KARATINA MUNICIPAL COUNCIL V SIMON MAINA WAITHAKA [2005] KEHC 2954 (KLR) | Special Damages Proof | Esheria

KARATINA MUNICIPAL COUNCIL V SIMON MAINA WAITHAKA [2005] KEHC 2954 (KLR)

Full Case Text

REPUBLIC OF KENYA

IN THE HIGH COURT OF KENYA

AT NYERI

CIVIL APPEAL NO.71 OF 2003

KARATINA MUNICIPAL COUNCIL…….....................................…PLAINTIFF

VERSUS

SIMON MAINA WAITHAKA…………………................................DEFENDANT

(Appeal from the judgment and orders of the Chief Magistrate dated Nyeri

CMCC No.746 of 2002 by Mr. Kaburu Bauni Esq. (CM)

J U D G M E N T

Karatina Municipal Council (hereinafter referred to as the Appellant) is dissatisfied with part of the judgment and orders made by the Chief Magistrate Nyeri in Nyeri CMCC 746 of 2002 dated 28th May 2003, in which the trial Magistrate found the claim of Simon Maina Waithaka(hereinafter referred to as the Respondent)partly proved and entered judgment for Kshs.40,340/- being special damages claimed by the Respondent from the Appellant. The Appellant has raised 4 grounds in his memorandum of appeal.

In effect the Appellant contends that the trial Magistrate erred in giving judgment for the Defendant for the special damage of Kshs.40,340/- which damage was not specifically proved, and that the trial Magistrate further erred in giving a judgment which was contradictory as the trial Magistrate had found that the Respondent had erected an illegal structure and had been served with notice to remove the same and could not therefore be compensated by the Appellant for the removal of the same.

The Respondent filed a cross appeal against part of the judgment in which the trial Magistrate dismissed his claim for general damages. Four grounds were preferred in which the Respondent maintained that the Appellant had unlawfully encroached onto the Respondent’s land and the trial Magistrate therefore erred in holding that the Respondent suffered no loss and that the trial Magistrate erred in holding that a claim for general damages for trespass was a special loss which ought to have been pleaded in monetary terms and also in failing to appreciate that the evidence adduced on the value of the suit land was aimed to assist the court in assessing general damages.
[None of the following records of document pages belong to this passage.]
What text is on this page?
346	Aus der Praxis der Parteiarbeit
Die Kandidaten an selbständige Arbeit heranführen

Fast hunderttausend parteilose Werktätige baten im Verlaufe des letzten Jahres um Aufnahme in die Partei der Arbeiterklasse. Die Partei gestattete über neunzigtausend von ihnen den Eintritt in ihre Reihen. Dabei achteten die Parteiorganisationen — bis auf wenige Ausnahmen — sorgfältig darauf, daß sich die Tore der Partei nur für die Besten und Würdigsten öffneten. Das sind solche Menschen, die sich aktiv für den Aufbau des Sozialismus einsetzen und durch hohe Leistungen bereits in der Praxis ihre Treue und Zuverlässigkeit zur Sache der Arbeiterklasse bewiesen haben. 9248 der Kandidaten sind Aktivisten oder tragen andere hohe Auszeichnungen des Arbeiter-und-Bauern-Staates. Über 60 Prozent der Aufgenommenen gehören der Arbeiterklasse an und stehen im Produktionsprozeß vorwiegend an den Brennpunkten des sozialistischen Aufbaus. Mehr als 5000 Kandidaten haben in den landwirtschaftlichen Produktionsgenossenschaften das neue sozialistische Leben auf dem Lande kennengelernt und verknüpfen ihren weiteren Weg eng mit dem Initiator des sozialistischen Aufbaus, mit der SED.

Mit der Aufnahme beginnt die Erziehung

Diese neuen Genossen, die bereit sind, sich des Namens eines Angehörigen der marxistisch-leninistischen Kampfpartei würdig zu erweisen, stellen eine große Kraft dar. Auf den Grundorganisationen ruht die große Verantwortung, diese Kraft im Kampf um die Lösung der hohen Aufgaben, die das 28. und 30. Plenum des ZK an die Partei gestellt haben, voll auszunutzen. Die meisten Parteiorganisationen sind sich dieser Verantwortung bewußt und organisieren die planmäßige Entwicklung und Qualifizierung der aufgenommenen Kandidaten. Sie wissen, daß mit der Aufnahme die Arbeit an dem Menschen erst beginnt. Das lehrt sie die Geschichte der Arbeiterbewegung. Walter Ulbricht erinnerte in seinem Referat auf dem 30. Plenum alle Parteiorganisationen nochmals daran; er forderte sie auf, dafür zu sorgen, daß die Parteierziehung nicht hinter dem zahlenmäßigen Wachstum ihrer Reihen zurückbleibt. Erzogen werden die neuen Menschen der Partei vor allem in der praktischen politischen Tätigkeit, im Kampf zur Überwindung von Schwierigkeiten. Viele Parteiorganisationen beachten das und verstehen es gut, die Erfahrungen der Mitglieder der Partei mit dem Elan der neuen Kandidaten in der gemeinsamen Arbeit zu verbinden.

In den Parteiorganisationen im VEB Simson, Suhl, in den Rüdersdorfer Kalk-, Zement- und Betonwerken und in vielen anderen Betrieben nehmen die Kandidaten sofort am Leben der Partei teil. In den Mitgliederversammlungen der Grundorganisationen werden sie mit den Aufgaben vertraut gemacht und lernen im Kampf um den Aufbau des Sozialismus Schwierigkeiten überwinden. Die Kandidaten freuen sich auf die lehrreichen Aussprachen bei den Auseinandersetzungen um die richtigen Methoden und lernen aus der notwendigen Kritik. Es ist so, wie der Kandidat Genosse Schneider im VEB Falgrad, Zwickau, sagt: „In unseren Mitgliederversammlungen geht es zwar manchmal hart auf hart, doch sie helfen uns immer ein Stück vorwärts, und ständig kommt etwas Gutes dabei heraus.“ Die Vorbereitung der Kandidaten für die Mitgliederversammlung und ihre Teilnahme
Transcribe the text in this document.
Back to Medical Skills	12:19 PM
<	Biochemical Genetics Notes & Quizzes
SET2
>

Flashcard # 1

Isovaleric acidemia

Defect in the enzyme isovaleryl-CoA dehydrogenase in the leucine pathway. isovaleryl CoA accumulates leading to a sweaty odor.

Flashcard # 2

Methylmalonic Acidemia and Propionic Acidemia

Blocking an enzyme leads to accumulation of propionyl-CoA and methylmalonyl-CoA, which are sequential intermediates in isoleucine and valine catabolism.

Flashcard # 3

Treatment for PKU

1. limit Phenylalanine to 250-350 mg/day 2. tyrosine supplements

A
It is apparent from the plaint that the Respondent’s claim for special damages was for a demolished iron sheet fence. He particularised the special damages as:-

(a) Iron sheets       Kshs.16,640/-

(b) Timber frames Kshs. 6,000/-

(c) Posts                  Kshs. 4,400/-

(d) Others                Kshs.13,300/-

It is an established principle of law that special damages must be specifically pleaded and proved. In his evidence however the Respondent stated:-

“I had fenced using iron sheets and posts. I cannot remember how many iron sheets and posts. The value of the fence removed was more that Kshs.40,000/-. I cannot recall the exact value.”

No other evidence was given in support of the alleged special damages nor was any effort made to explain what were“others” valued at Kshs.13,300/-. I concur with the advocate for the Appellant that the evidence adduced fell short of proving the special damages and the trial Magistrate therefore ought not to have awarded any special damages.

As regards the claim for general damages the Respondent in paragraph 7 and 8 of the plaint pleaded as follows:-

7. “The Plaintiff’s plot No. Karatina Block B – 179 has been greatly reduced in acreage and its market value has been immensely reduced.

8. “The Plaintiff’'s claim against the Defendant is for special and general damages for trespass to land arising from the loss of market value of plot No. Karatina Block B1 – 179 as a direct result of the Defendant’s unlawful acts aforesaid.”

To succeed in his claim the Respondent had to prove that the market value of his plot had immensely reduced as a direct result of the Appellant’s actions. In his evidence however the Respondent testified that He sold the plot at a price of Ksh.3. 4 million which was way above its stated market price of Kshs.2. 9 million Although the Respondent claimed He had initially received an offer of Kshs.4. 5 million, there was no evidence adduced to this effect nor is there any evidence that if indeed the offer fell from Kshs.4. 5 million to Kshs.3. 4 million it was due to the actions of the Appellant. I find that the Respondent failed to prove his claim for general damages as pleaded and the trial Magistrate was therefore right in rejecting the same.

The upshot of the above is that this appeal succeeds. Accordingly I dismiss the Respondent’s cross appeal and allow the Appeal. I set aside part of the judgment of the trial Magistrate giving judgment in favour of the Respondent for Kshs.40,340/- and substitute it thereof with an order dismissing the Respondent’s claim against the Appellant in its entirety

The Respondent shall pay costs of this appeal and that of the lower court to the Appellant.

Orders accordingly.

Dated, signed and delivered this 8th day of February 2005.